Is that a fair summary of the bootloader situation?

Thanks,

	Ingo

Re: [RFC][PATCH] Randomize kernel base address on boot

[H. Peter Anvin]

On 05/31/2011 11:18 PM, Ingo Molnar wrote:
>>
>> Older boot loaders did not know how big the kernel image was, 
>> therefore had no way to avoid memory space collision.  That is 
>> fixed in boot protocol 2.10.
> 
> But i loaded really large kernel images way back 10 years ago on 
> various systems and never had any problems until the default 
> allyesconfig hit a ~40 MB kernel image size limit ;-)
> 
> (which limit was in the kernel, not in the bootloader)

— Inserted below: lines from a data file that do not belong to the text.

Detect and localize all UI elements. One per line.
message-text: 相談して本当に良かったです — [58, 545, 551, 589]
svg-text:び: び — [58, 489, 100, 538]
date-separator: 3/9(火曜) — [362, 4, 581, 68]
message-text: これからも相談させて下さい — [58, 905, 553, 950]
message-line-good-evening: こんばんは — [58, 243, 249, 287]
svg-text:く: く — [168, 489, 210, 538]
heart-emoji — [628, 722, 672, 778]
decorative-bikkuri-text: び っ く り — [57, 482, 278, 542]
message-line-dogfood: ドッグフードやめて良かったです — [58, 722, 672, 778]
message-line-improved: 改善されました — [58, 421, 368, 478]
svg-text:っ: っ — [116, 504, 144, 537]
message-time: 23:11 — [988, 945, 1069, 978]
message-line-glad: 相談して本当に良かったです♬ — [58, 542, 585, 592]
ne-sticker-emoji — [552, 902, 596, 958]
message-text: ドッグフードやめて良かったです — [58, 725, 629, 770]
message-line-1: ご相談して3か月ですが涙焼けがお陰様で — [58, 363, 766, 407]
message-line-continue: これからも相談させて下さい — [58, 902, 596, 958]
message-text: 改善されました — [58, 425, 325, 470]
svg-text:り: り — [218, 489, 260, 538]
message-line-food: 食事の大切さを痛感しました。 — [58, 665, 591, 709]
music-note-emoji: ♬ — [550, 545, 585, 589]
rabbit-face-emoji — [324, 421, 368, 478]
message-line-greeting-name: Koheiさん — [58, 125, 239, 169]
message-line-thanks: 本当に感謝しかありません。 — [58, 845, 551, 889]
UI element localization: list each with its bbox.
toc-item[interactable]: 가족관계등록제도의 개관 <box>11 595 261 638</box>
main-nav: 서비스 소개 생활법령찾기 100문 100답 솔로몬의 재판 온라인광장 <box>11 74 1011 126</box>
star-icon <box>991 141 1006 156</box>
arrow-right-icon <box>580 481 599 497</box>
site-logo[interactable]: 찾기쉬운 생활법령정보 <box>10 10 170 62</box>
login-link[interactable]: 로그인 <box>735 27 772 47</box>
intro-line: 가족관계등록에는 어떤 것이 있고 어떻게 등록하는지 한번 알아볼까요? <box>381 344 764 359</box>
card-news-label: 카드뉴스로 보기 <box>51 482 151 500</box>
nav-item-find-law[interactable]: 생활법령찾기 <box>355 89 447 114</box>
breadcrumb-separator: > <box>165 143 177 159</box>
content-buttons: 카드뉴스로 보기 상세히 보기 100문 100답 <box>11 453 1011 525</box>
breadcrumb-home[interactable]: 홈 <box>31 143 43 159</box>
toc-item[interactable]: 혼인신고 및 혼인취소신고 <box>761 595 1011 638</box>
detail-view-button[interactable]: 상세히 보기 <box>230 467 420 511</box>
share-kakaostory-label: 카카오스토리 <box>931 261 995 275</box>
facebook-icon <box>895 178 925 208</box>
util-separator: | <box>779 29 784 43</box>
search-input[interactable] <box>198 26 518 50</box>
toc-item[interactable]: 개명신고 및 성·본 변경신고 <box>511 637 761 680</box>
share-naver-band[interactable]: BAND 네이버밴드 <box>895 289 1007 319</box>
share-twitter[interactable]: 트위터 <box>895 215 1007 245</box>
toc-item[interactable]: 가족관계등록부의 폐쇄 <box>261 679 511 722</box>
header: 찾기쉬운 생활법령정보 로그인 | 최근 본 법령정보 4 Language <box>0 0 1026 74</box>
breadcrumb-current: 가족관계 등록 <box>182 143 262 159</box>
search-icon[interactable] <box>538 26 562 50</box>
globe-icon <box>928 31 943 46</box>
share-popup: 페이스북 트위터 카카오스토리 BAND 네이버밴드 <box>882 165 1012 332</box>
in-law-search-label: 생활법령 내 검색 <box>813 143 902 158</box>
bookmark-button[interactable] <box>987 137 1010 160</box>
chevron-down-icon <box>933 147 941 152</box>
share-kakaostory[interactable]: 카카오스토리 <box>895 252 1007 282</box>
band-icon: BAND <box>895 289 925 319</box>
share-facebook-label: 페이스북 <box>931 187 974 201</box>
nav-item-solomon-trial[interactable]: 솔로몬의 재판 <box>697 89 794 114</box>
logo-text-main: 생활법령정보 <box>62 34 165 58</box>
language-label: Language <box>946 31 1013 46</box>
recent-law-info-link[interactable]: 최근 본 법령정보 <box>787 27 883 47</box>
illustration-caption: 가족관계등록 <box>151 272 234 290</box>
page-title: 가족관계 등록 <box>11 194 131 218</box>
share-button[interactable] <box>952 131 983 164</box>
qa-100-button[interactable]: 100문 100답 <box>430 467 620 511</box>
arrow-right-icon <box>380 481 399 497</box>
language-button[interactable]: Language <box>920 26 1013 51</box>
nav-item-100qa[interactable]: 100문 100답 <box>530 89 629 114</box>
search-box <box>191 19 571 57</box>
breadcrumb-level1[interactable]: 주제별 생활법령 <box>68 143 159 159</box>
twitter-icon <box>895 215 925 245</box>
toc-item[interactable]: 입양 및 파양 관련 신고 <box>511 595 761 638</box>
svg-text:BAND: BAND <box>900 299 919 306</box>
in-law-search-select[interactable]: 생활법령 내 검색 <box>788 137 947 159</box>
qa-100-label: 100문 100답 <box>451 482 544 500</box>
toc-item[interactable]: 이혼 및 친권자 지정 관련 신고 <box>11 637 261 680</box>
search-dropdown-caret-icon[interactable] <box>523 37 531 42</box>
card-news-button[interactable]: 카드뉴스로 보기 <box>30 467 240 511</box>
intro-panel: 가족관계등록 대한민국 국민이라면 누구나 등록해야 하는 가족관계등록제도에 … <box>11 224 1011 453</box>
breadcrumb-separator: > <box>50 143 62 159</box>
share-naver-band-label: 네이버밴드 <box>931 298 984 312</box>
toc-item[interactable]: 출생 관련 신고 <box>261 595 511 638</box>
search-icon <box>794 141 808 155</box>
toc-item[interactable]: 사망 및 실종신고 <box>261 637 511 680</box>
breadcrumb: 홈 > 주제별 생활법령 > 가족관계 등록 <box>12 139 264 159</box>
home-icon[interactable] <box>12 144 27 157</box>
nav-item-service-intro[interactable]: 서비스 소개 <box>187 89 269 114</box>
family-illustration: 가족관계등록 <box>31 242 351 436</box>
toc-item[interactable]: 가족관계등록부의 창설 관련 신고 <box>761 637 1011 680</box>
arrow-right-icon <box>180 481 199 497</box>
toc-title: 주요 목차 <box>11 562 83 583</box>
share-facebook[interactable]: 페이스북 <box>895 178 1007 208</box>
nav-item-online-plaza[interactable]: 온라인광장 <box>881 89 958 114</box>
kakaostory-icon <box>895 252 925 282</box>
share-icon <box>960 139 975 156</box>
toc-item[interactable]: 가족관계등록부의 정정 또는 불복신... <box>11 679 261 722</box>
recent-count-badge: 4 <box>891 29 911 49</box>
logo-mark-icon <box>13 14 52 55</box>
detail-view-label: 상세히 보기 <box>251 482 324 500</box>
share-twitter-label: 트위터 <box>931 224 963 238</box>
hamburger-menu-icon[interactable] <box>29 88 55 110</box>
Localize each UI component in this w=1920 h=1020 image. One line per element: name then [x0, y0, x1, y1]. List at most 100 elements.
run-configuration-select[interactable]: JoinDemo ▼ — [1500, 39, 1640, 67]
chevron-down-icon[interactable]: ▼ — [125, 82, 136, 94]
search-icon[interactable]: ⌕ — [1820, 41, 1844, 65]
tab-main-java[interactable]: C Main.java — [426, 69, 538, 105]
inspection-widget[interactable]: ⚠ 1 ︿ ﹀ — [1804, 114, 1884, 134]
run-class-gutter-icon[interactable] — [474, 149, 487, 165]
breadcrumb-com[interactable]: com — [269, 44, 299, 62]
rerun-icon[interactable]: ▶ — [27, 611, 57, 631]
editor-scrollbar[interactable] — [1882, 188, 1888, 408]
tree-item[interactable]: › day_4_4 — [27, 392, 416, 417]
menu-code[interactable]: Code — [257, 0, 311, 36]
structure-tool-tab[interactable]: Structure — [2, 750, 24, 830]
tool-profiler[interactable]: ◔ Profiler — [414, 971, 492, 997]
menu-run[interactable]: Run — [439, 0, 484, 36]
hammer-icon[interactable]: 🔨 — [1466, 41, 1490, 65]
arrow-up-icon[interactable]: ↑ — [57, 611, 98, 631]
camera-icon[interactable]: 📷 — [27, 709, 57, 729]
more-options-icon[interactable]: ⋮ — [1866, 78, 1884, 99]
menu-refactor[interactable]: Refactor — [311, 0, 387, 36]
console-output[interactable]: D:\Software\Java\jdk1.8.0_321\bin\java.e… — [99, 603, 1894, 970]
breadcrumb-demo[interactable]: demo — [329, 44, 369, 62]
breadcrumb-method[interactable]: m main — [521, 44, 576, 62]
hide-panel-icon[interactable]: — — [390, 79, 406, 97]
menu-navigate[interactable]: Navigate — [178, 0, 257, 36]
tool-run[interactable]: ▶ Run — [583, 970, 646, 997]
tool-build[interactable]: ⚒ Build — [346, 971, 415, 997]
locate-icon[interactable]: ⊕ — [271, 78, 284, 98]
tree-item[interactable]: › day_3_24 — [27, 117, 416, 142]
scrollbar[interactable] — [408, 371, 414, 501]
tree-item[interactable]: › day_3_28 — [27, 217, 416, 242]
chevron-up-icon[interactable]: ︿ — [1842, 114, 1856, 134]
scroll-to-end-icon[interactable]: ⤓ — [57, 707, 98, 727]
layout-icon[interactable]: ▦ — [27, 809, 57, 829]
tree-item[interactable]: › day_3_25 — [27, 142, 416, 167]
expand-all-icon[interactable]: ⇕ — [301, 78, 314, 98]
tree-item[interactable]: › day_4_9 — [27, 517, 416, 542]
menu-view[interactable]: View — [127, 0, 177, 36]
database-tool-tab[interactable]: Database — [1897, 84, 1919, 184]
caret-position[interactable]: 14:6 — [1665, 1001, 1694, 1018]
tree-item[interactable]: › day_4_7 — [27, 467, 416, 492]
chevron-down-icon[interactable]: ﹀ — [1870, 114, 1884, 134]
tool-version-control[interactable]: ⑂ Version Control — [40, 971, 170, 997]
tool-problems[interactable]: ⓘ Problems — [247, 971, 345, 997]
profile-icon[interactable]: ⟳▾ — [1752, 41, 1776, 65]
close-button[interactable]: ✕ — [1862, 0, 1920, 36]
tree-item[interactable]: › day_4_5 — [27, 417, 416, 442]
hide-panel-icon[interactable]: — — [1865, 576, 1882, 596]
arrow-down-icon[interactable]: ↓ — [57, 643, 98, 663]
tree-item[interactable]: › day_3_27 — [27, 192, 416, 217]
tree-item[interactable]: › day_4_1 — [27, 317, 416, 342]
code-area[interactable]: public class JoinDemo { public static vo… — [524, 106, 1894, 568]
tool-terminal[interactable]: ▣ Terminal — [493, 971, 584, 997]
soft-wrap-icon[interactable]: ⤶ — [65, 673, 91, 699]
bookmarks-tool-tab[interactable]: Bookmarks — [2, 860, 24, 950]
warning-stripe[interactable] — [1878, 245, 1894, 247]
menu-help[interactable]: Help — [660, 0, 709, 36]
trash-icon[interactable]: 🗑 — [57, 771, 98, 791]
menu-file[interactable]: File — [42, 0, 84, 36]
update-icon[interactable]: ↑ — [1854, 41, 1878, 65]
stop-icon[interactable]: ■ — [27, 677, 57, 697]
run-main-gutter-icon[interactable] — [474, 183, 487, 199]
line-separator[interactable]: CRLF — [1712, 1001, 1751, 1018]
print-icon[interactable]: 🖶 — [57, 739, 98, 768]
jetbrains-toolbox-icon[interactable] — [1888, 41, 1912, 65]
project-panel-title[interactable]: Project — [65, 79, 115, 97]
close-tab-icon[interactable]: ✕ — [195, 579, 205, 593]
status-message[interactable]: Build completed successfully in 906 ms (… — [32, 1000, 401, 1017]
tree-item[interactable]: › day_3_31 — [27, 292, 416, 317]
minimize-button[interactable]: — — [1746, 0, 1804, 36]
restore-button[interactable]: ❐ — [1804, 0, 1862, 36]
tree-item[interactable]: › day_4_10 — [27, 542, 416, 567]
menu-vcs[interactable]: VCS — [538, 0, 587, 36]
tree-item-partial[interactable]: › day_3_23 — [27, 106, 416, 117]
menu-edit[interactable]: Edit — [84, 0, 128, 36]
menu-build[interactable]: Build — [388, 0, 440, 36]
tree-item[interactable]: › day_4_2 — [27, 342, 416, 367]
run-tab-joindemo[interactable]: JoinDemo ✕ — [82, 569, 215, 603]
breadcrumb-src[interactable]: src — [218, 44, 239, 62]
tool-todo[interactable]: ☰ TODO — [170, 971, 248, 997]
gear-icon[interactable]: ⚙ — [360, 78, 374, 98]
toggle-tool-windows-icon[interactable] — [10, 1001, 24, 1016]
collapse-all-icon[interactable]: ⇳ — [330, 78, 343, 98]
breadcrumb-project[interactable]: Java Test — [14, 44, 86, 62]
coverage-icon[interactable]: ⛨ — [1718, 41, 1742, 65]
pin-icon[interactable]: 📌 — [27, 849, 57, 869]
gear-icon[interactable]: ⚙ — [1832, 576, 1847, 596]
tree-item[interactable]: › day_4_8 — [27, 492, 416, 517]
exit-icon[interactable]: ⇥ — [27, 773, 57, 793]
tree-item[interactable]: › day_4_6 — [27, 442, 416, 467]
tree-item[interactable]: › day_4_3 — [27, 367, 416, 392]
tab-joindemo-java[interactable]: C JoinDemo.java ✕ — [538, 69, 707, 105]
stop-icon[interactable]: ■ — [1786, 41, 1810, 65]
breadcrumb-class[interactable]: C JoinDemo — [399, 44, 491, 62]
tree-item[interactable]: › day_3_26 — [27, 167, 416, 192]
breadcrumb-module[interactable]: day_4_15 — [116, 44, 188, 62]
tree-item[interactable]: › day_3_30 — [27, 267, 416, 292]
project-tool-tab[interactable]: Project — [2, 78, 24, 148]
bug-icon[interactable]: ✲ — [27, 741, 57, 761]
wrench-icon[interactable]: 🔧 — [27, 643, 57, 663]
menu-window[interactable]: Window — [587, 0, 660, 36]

But it would have depended on the target hardware!  That's the problem.

> 
> So yes, a large kernel image "can" be an issue with old bootloaders 
> in some situations on weird machines but we don't really "break" them 
> via randomization, they were broken and fragile in some situations to 
> begin with.
> 

Well, yes; and I don't think the randomization. is a signifiant problem.

> It's fixed in any distro that cares and which would use our (not even 
> released) kernel that might one day have randomization.
> 
> Is that a fair summary of the bootloader situation?

No, because I don't think Grub is fixed in any of its flavors.

	-hpa

-- 
H. Peter Anvin, Intel Open Source Technology Center
I work for Intel.  I don't speak on their behalf.